「マンスリーマンション」とは、出張や単身赴任、長期旅行など一時的な仮住居が必要な、場合に利用される短期賃貸物件のことをいいます。
数日間であればホテル住まいも悪くありませんが、1ヶ月単位の滞在であればホテルでは室内が狭いため、息苦しさを感じるかもしれません。
そこへ行くと、マンスリーマンションは一般賃貸物件を転用しているため居住性は高そうです。
今回は、マンスリーマンションとホテル・民泊との違い、マンスリーマンションの主な利用者や利用方法、マンスリーマンションのメリット・デメリットなどについてまとめました。
マンスリーマンションを利用する機会が現れた時には、ぜひこの記事を参考にして適切なマンスリーマンションを選んでください!
目次
1.マンスリーマンションとは?
1.1マンスリーマンションってどんなもの?
「マンスリーマンション」や「ウィークリーマンション」という呼び方は、法律で明確に定義されているわけではなく、その契約期間や滞在日数、サービス形態などからネーミングされた呼称です。
<各業態の滞在日数による切り分け>
上の図の通り、マンスリーマンションはホテル・旅館、ゲストハウスなどの旅館業と一般的な不動産賃貸業の中間に位置しています。
ホテルや旅館などは「宿泊」が目的であるため、契約は日数単位となり、一般賃貸は「居住」を目的としているために2年単位の契約となります。
それに対して、マンスリーマンションは日数単位から週単位、月単位、年単位など利用者のニーズによって必要な期間だけ利用することができます。
室内には家具・家電・備品類が備え付けられているため、手荷物ひとつで来てもすぐに快適な生活を送ることができるようになっています。

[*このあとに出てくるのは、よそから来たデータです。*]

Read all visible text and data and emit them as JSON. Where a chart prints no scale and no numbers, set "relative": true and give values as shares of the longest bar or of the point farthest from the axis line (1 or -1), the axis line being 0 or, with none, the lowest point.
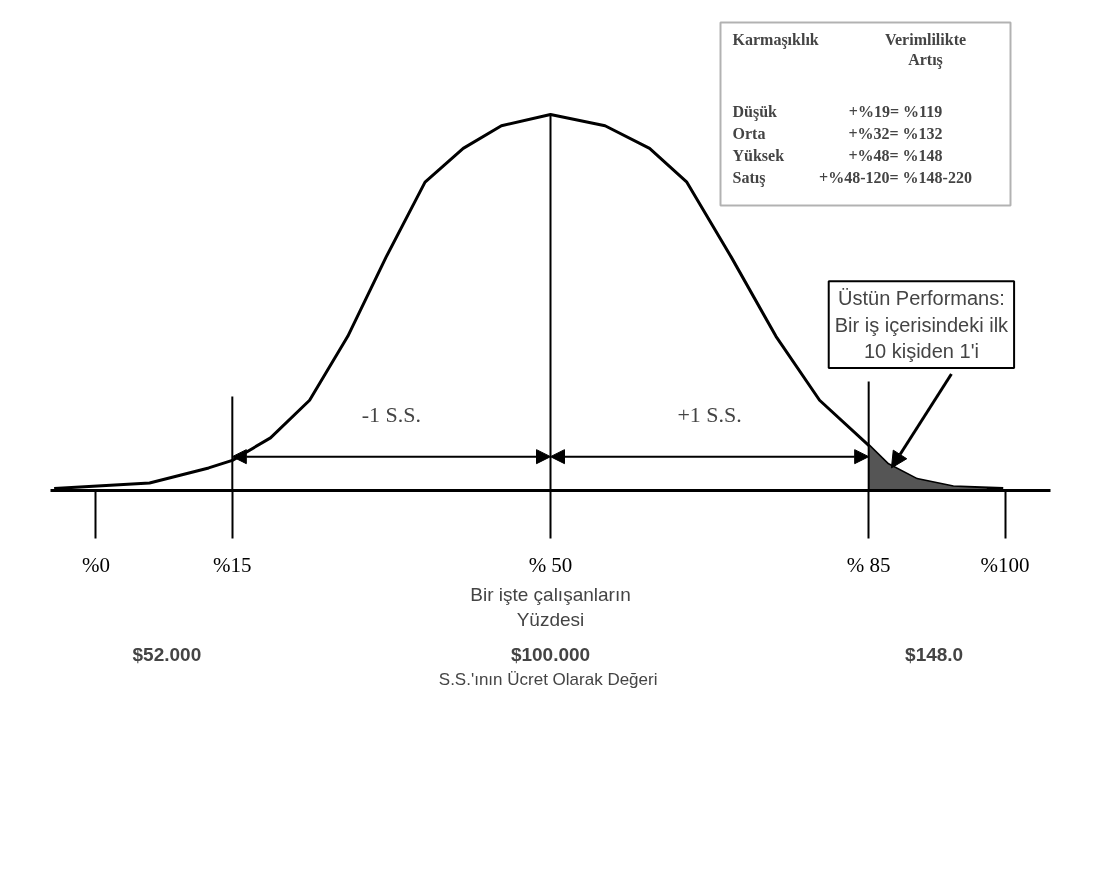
{
  "chart_data": {
    "type": "line",
    "relative": true,
    "xlabel": "Bir işte çalışanların\nYüzdesi",
    "x2label": "S.S.'ının  Ücret Olarak Değeri",
    "xlim": [
      -5,
      105
    ],
    "xticks": [
      {
        "value": 0,
        "label": "%0"
      },
      {
        "value": 15,
        "label": "%15"
      },
      {
        "value": 50,
        "label": "% 50"
      },
      {
        "value": 85,
        "label": "% 85"
      },
      {
        "value": 100,
        "label": "%100"
      }
    ],
    "x2lim": [
      37.44,
      162.56
    ],
    "x2ticks": [
      {
        "value": 52,
        "label": "$52.000"
      },
      {
        "value": 100,
        "label": "$100.000"
      },
      {
        "value": 148,
        "label": "$148.0"
      }
    ],
    "series": [
      {
        "color": "#000000",
        "x": [
          -4.6,
          5.9,
          12.4,
          15,
          19.2,
          23.5,
          27.7,
          31.9,
          36.2,
          40.4,
          44.6,
          50,
          56.0,
          60.9,
          65.0,
          69.9,
          74.8,
          79.6,
          85,
          87.1,
          90.3,
          94.3,
          99.8
        ],
        "values": [
          0.005,
          0.02,
          0.06,
          0.08,
          0.14,
          0.24,
          0.41,
          0.62,
          0.82,
          0.91,
          0.97,
          1,
          0.97,
          0.91,
          0.82,
          0.62,
          0.41,
          0.24,
          0.12,
          0.07,
          0.03,
          0.01,
          0.005
        ]
      },
      {
        "type": "area",
        "color": "#555555",
        "x": [
          85,
          87.1,
          90.3,
          94.3,
          98
        ],
        "values": [
          0.12,
          0.07,
          0.03,
          0.01,
          0.005
        ]
      }
    ],
    "ref_lines": [
      {
        "axis": "x",
        "value": 15
      },
      {
        "axis": "x",
        "value": 50
      },
      {
        "axis": "x",
        "value": 85
      }
    ],
    "annotations": [
      "-1 S.S.",
      "+1 S.S.",
      {
        "text": "Üstün Performans:\nBir iş içerisindeki ilk\n10 kişiden 1'i",
        "x": 87.5,
        "y": 0.06
      },
      "Karmaşıklık",
      "Verimlilikte\nArtış",
      "Düşük",
      "+%19= %119",
      "Orta",
      "+%32= %132",
      "Yüksek",
      "+%48= %148",
      "Satış",
      "+%48-120= %148-220"
    ],
    "grid": false
  }
}
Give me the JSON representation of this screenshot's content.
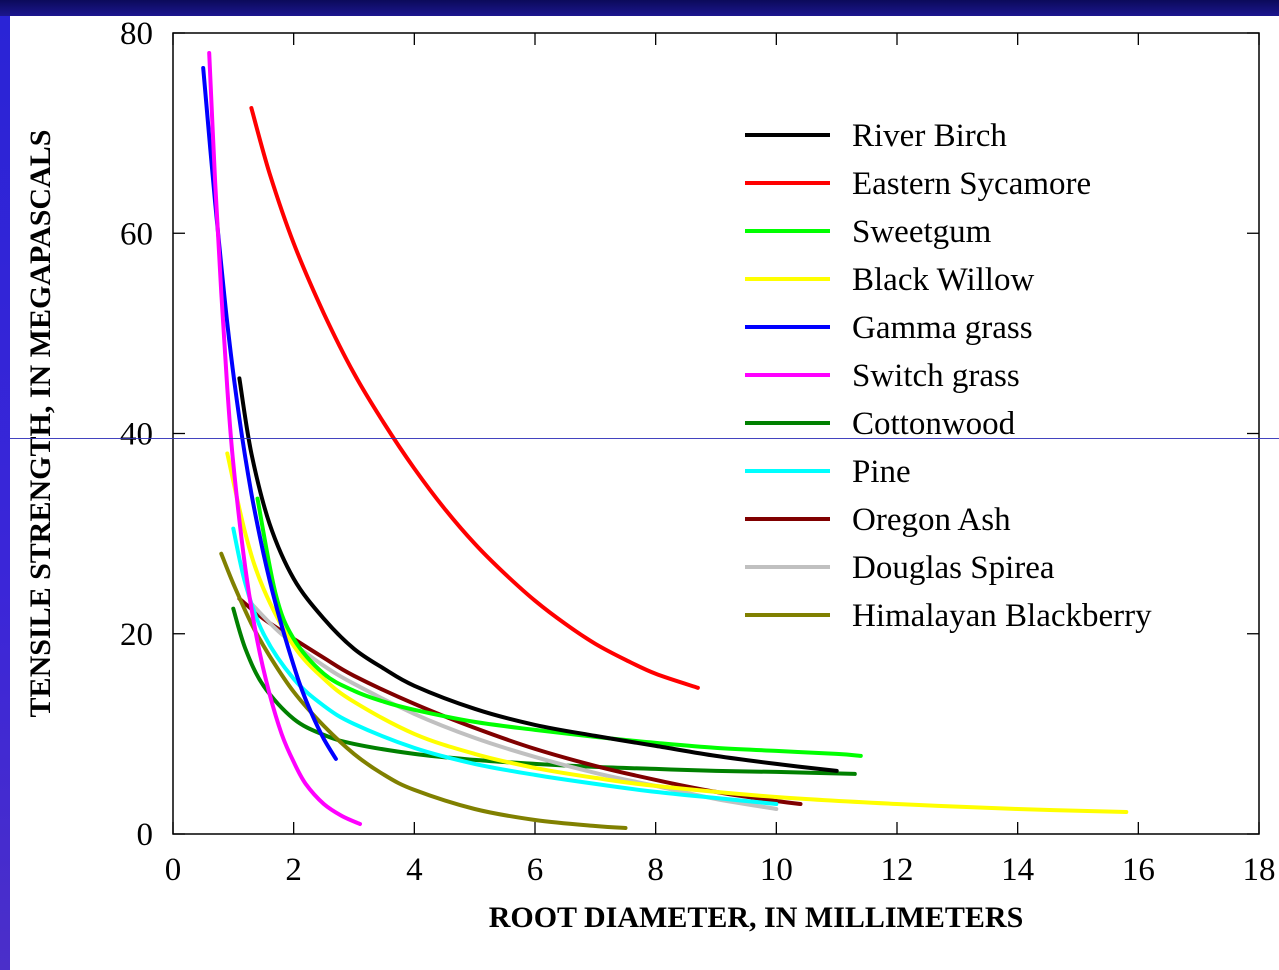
{
  "chart_data": {
    "type": "line",
    "title": "",
    "xlabel": "ROOT DIAMETER, IN MILLIMETERS",
    "ylabel": "TENSILE STRENGTH, IN MEGAPASCALS",
    "xlim": [
      0,
      18
    ],
    "ylim": [
      0,
      80
    ],
    "xticks": [
      0,
      2,
      4,
      6,
      8,
      10,
      12,
      14,
      16,
      18
    ],
    "yticks": [
      0,
      20,
      40,
      60,
      80
    ],
    "grid": false,
    "legend_position": "top-right",
    "series": [
      {
        "name": "River Birch",
        "color": "#000000",
        "x": [
          1.1,
          1.3,
          1.6,
          2.0,
          2.5,
          3.0,
          3.5,
          4.0,
          5.0,
          6.0,
          7.0,
          8.0,
          9.0,
          10.0,
          11.0
        ],
        "y": [
          45.5,
          38.0,
          31.0,
          25.5,
          21.5,
          18.5,
          16.5,
          14.8,
          12.5,
          10.9,
          9.8,
          8.8,
          7.8,
          7.0,
          6.3
        ]
      },
      {
        "name": "Eastern Sycamore",
        "color": "#ff0000",
        "x": [
          1.3,
          1.6,
          2.0,
          2.5,
          3.0,
          3.5,
          4.0,
          4.5,
          5.0,
          5.5,
          6.0,
          6.5,
          7.0,
          7.5,
          8.0,
          8.7
        ],
        "y": [
          72.5,
          66.0,
          59.0,
          52.0,
          46.0,
          41.0,
          36.5,
          32.5,
          29.0,
          26.0,
          23.3,
          21.0,
          19.0,
          17.4,
          16.0,
          14.6
        ]
      },
      {
        "name": "Sweetgum",
        "color": "#00ff00",
        "x": [
          1.4,
          1.7,
          2.0,
          2.5,
          3.0,
          3.5,
          4.0,
          5.0,
          6.0,
          7.0,
          8.0,
          9.0,
          10.0,
          11.0,
          11.4
        ],
        "y": [
          33.5,
          24.0,
          19.5,
          16.0,
          14.3,
          13.2,
          12.4,
          11.2,
          10.4,
          9.7,
          9.1,
          8.6,
          8.3,
          8.0,
          7.8
        ]
      },
      {
        "name": "Black Willow",
        "color": "#ffff00",
        "x": [
          0.9,
          1.2,
          1.5,
          2.0,
          2.5,
          3.0,
          4.0,
          5.0,
          6.0,
          7.0,
          8.0,
          10.0,
          12.0,
          14.0,
          15.8
        ],
        "y": [
          38.0,
          30.0,
          24.5,
          18.8,
          15.5,
          13.2,
          10.0,
          8.0,
          6.6,
          5.6,
          4.8,
          3.7,
          3.0,
          2.5,
          2.2
        ]
      },
      {
        "name": "Gamma grass",
        "color": "#0000ff",
        "x": [
          0.5,
          0.7,
          0.9,
          1.1,
          1.3,
          1.5,
          1.7,
          1.9,
          2.1,
          2.3,
          2.5,
          2.7
        ],
        "y": [
          76.5,
          63.0,
          51.0,
          41.5,
          34.0,
          28.0,
          23.0,
          18.8,
          15.0,
          12.0,
          9.5,
          7.5
        ]
      },
      {
        "name": "Switch grass",
        "color": "#ff00ff",
        "x": [
          0.6,
          0.7,
          0.8,
          0.9,
          1.0,
          1.2,
          1.4,
          1.6,
          1.8,
          2.0,
          2.2,
          2.5,
          2.8,
          3.1
        ],
        "y": [
          78.0,
          65.0,
          54.0,
          44.5,
          37.0,
          26.5,
          19.2,
          14.0,
          10.0,
          7.2,
          5.0,
          3.0,
          1.8,
          1.0
        ]
      },
      {
        "name": "Cottonwood",
        "color": "#008000",
        "x": [
          1.0,
          1.2,
          1.5,
          2.0,
          2.5,
          3.0,
          4.0,
          5.0,
          6.0,
          7.0,
          8.0,
          9.0,
          10.0,
          11.3
        ],
        "y": [
          22.5,
          18.5,
          14.8,
          11.5,
          9.9,
          9.0,
          8.0,
          7.4,
          7.0,
          6.7,
          6.5,
          6.3,
          6.2,
          6.0
        ]
      },
      {
        "name": "Pine",
        "color": "#00ffff",
        "x": [
          1.0,
          1.2,
          1.5,
          2.0,
          2.5,
          3.0,
          4.0,
          5.0,
          6.0,
          7.0,
          8.0,
          9.0,
          10.0
        ],
        "y": [
          30.5,
          25.0,
          20.0,
          15.5,
          12.8,
          11.0,
          8.6,
          7.0,
          5.9,
          5.0,
          4.2,
          3.6,
          3.0
        ]
      },
      {
        "name": "Oregon Ash",
        "color": "#800000",
        "x": [
          1.1,
          1.5,
          2.0,
          2.5,
          3.0,
          4.0,
          5.0,
          6.0,
          7.0,
          8.0,
          9.0,
          10.0,
          10.4
        ],
        "y": [
          23.5,
          21.5,
          19.5,
          17.6,
          15.8,
          13.0,
          10.6,
          8.5,
          6.8,
          5.4,
          4.2,
          3.3,
          3.0
        ]
      },
      {
        "name": "Douglas Spirea",
        "color": "#c0c0c0",
        "x": [
          1.3,
          1.7,
          2.0,
          2.5,
          3.0,
          4.0,
          5.0,
          6.0,
          7.0,
          8.0,
          9.0,
          10.0
        ],
        "y": [
          23.0,
          20.5,
          19.0,
          16.8,
          15.0,
          12.0,
          9.6,
          7.7,
          6.1,
          4.8,
          3.5,
          2.5
        ]
      },
      {
        "name": "Himalayan Blackberry",
        "color": "#808000",
        "x": [
          0.8,
          1.0,
          1.3,
          1.6,
          2.0,
          2.5,
          3.0,
          3.5,
          4.0,
          5.0,
          6.0,
          7.0,
          7.5
        ],
        "y": [
          28.0,
          25.0,
          21.0,
          17.8,
          14.2,
          10.8,
          8.0,
          5.9,
          4.4,
          2.5,
          1.4,
          0.8,
          0.6
        ]
      }
    ]
  }
}
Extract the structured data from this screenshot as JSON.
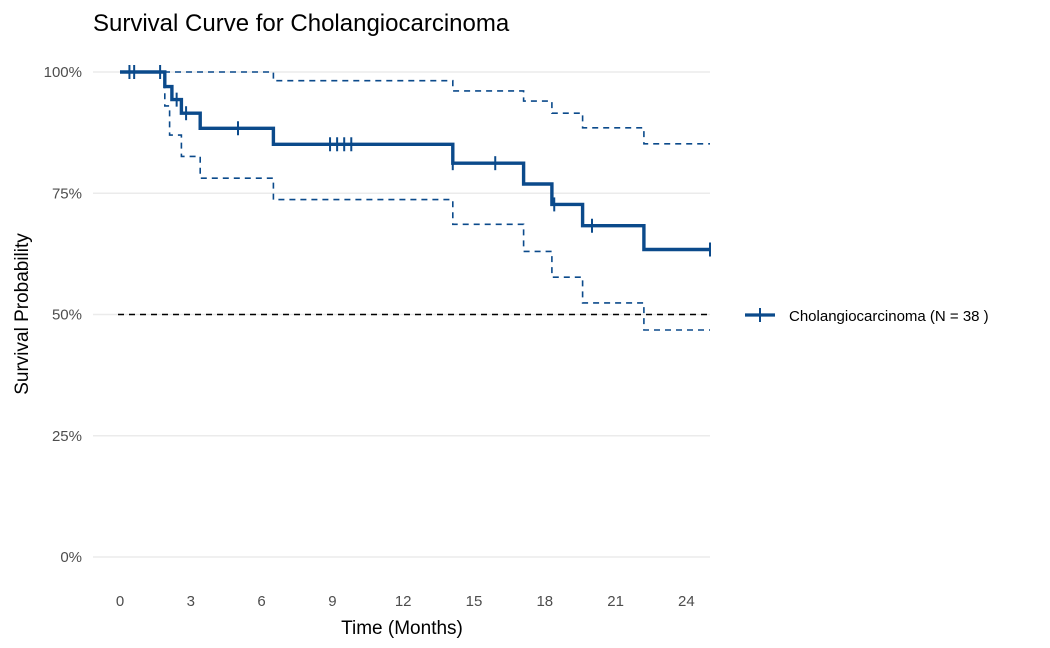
{
  "chart_data": {
    "type": "line",
    "title": "Survival Curve for Cholangiocarcinoma",
    "xlabel": "Time (Months)",
    "ylabel": "Survival Probability",
    "xlim": [
      0,
      25
    ],
    "ylim": [
      0,
      1
    ],
    "x_ticks": [
      0,
      3,
      6,
      9,
      12,
      15,
      18,
      21,
      24
    ],
    "x_tick_labels": [
      "0",
      "3",
      "6",
      "9",
      "12",
      "15",
      "18",
      "21",
      "24"
    ],
    "y_ticks": [
      0,
      0.25,
      0.5,
      0.75,
      1
    ],
    "y_tick_labels": [
      "0%",
      "25%",
      "50%",
      "75%",
      "100%"
    ],
    "grid": "horizontal",
    "legend_position": "right",
    "reference_line": {
      "y": 0.5,
      "style": "dashed",
      "color": "#000000"
    },
    "series": [
      {
        "name": "Cholangiocarcinoma (N = 38 )",
        "color": "#0b4a8b",
        "step_curve": [
          [
            0,
            1.0
          ],
          [
            1.9,
            0.97
          ],
          [
            2.2,
            0.943
          ],
          [
            2.6,
            0.915
          ],
          [
            3.4,
            0.884
          ],
          [
            6.5,
            0.851
          ],
          [
            14.1,
            0.812
          ],
          [
            17.1,
            0.769
          ],
          [
            18.3,
            0.727
          ],
          [
            19.6,
            0.683
          ],
          [
            22.2,
            0.634
          ],
          [
            25,
            0.634
          ]
        ],
        "censor_times": [
          0.4,
          0.6,
          1.7,
          2.4,
          2.8,
          5.0,
          8.9,
          9.2,
          9.5,
          9.8,
          14.1,
          15.9,
          18.4,
          20.0,
          25.0
        ],
        "ci_upper": [
          [
            0,
            1.0
          ],
          [
            6.5,
            0.982
          ],
          [
            14.1,
            0.961
          ],
          [
            17.1,
            0.94
          ],
          [
            18.3,
            0.915
          ],
          [
            19.6,
            0.885
          ],
          [
            22.2,
            0.852
          ],
          [
            25,
            0.852
          ]
        ],
        "ci_lower": [
          [
            0,
            1.0
          ],
          [
            1.9,
            0.93
          ],
          [
            2.1,
            0.87
          ],
          [
            2.6,
            0.826
          ],
          [
            3.4,
            0.781
          ],
          [
            6.5,
            0.737
          ],
          [
            14.1,
            0.686
          ],
          [
            17.1,
            0.63
          ],
          [
            18.3,
            0.577
          ],
          [
            19.6,
            0.524
          ],
          [
            22.2,
            0.468
          ],
          [
            25,
            0.468
          ]
        ]
      }
    ]
  }
}
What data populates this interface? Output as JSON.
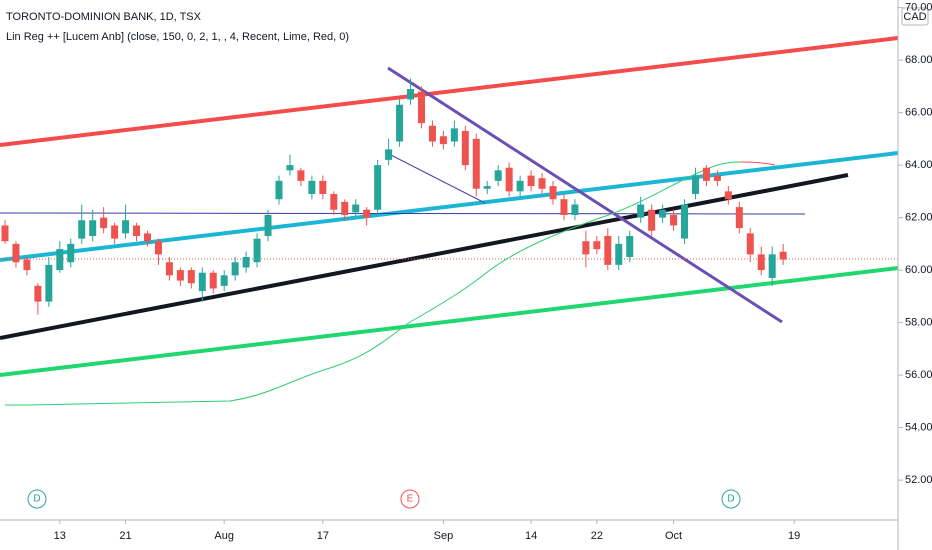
{
  "chart_data": {
    "type": "candlestick",
    "title": "TORONTO-DOMINION BANK, 1D, TSX",
    "indicator": "Lin Reg ++ [Lucem Anb] (close, 150, 0, 2, 1, , 4, Recent, Lime, Red, 0)",
    "currency": "CAD",
    "events": [
      "D",
      "E",
      "D"
    ],
    "up_color": "#26a69a",
    "down_color": "#ef5350",
    "categories": [
      null,
      null,
      null,
      null,
      null,
      "13",
      null,
      null,
      null,
      null,
      null,
      "21",
      null,
      null,
      null,
      null,
      null,
      null,
      null,
      null,
      "Aug",
      null,
      null,
      null,
      null,
      null,
      null,
      null,
      null,
      "17",
      null,
      null,
      null,
      null,
      null,
      null,
      null,
      null,
      null,
      null,
      "Sep",
      null,
      null,
      null,
      null,
      null,
      null,
      null,
      "14",
      null,
      null,
      null,
      null,
      null,
      "22",
      null,
      null,
      null,
      null,
      null,
      null,
      "Oct",
      null,
      null,
      null,
      null,
      null,
      null,
      null,
      null,
      null,
      null,
      "19"
    ],
    "open": [
      61.7,
      61.0,
      60.4,
      59.4,
      58.8,
      60.0,
      60.3,
      61.2,
      61.3,
      62.0,
      61.7,
      61.4,
      61.7,
      61.4,
      61.1,
      60.3,
      60.0,
      60.0,
      59.2,
      59.9,
      59.4,
      59.8,
      60.1,
      60.3,
      61.3,
      62.7,
      63.8,
      63.8,
      62.9,
      63.4,
      62.9,
      62.6,
      62.2,
      62.3,
      62.3,
      64.2,
      64.9,
      66.5,
      66.8,
      65.5,
      65.1,
      64.9,
      65.3,
      65.0,
      63.1,
      63.4,
      63.9,
      63.0,
      63.6,
      63.5,
      63.2,
      62.7,
      62.1,
      61.1,
      61.1,
      61.3,
      60.2,
      60.5,
      62.0,
      62.3,
      62.0,
      62.1,
      61.2,
      62.9,
      63.9,
      63.6,
      63.0,
      62.4,
      61.4,
      60.6,
      59.7,
      60.7,
      null
    ],
    "high": [
      61.9,
      61.1,
      60.5,
      59.5,
      60.5,
      61.1,
      61.2,
      62.5,
      62.3,
      62.4,
      61.8,
      62.5,
      61.8,
      61.5,
      61.2,
      60.5,
      60.1,
      60.1,
      60.1,
      60.0,
      60.0,
      60.5,
      60.7,
      61.4,
      62.3,
      63.6,
      64.4,
      63.9,
      63.6,
      63.6,
      63.0,
      62.7,
      62.7,
      62.4,
      64.2,
      65.0,
      66.5,
      67.3,
      67.0,
      65.7,
      65.3,
      65.7,
      65.5,
      65.2,
      63.4,
      64.0,
      64.1,
      63.6,
      63.8,
      63.7,
      63.4,
      62.9,
      62.7,
      61.5,
      61.3,
      61.6,
      61.3,
      61.5,
      62.8,
      62.5,
      62.5,
      62.3,
      62.7,
      63.9,
      64.0,
      63.8,
      63.2,
      62.6,
      61.6,
      60.9,
      60.9,
      61.0,
      null
    ],
    "low": [
      61.0,
      60.1,
      59.8,
      58.3,
      58.6,
      59.9,
      60.1,
      61.0,
      61.1,
      61.4,
      61.0,
      61.2,
      61.1,
      60.9,
      60.2,
      59.6,
      59.4,
      59.3,
      58.8,
      59.1,
      59.2,
      59.6,
      59.9,
      60.1,
      61.1,
      62.5,
      63.6,
      63.2,
      62.7,
      62.7,
      62.1,
      61.9,
      62.0,
      61.7,
      62.1,
      64.0,
      64.7,
      66.3,
      65.4,
      64.7,
      64.6,
      64.7,
      63.8,
      62.8,
      62.9,
      63.2,
      62.8,
      62.8,
      63.0,
      62.9,
      62.5,
      61.9,
      61.9,
      60.1,
      60.6,
      60.0,
      60.0,
      60.3,
      61.8,
      61.3,
      61.8,
      61.5,
      61.0,
      62.7,
      63.2,
      63.2,
      62.5,
      61.4,
      60.3,
      59.8,
      59.4,
      60.2,
      null
    ],
    "close": [
      61.1,
      60.3,
      60.0,
      58.8,
      60.2,
      60.8,
      61.0,
      61.9,
      61.9,
      61.6,
      61.2,
      61.9,
      61.3,
      61.1,
      60.6,
      59.8,
      59.6,
      59.5,
      59.9,
      59.3,
      59.8,
      60.3,
      60.5,
      61.2,
      62.1,
      63.4,
      64.0,
      63.4,
      63.4,
      62.9,
      62.3,
      62.1,
      62.5,
      62.0,
      64.0,
      64.6,
      66.3,
      66.9,
      65.6,
      64.9,
      64.8,
      65.4,
      64.0,
      63.1,
      63.2,
      63.8,
      63.0,
      63.4,
      63.2,
      63.1,
      62.7,
      62.1,
      62.5,
      60.6,
      60.8,
      60.2,
      61.0,
      61.3,
      62.5,
      61.5,
      62.3,
      61.7,
      62.5,
      63.6,
      63.4,
      63.4,
      62.7,
      61.6,
      60.6,
      60.0,
      60.6,
      60.4,
      null
    ],
    "ylim": [
      50.48,
      70.29
    ],
    "yticks": [
      {
        "value": 52,
        "label": "52.00"
      },
      {
        "value": 54,
        "label": "54.00"
      },
      {
        "value": 56,
        "label": "56.00"
      },
      {
        "value": 58,
        "label": "58.00"
      },
      {
        "value": 60,
        "label": "60.00"
      },
      {
        "value": 62,
        "label": "62.00"
      },
      {
        "value": 64,
        "label": "64.00"
      },
      {
        "value": 66,
        "label": "66.00"
      },
      {
        "value": 68,
        "label": "68.00"
      },
      {
        "value": 70,
        "label": "70.00"
      }
    ]
  }
}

<マンスリーマンションの主な設備・家具・家電・備品類一覧>
上の一覧表は、主なマンスリーマンションに設置されている設備・家具・家電・備品類の一覧ですが、事業者によって異なる場合もありますので、事前によく確認しましょう。
<マンスリーマンションの主なセッティング事例>
なお、ウィークリーマンションはマンスリーマンションと同様に、家具・家電・備品類が設置された形態で運営されています。
厚生労働省による「旅館業法運用上の疑義について( 昭和63年01月29日衛指第23号)」という通達によると、「ウィークリーマンションは旅館業法の対象施設とすることが相当」ということになっていますが、旅館業として運営されている物件と賃貸業として運営されている物件のどちらも存在しているのが現状です。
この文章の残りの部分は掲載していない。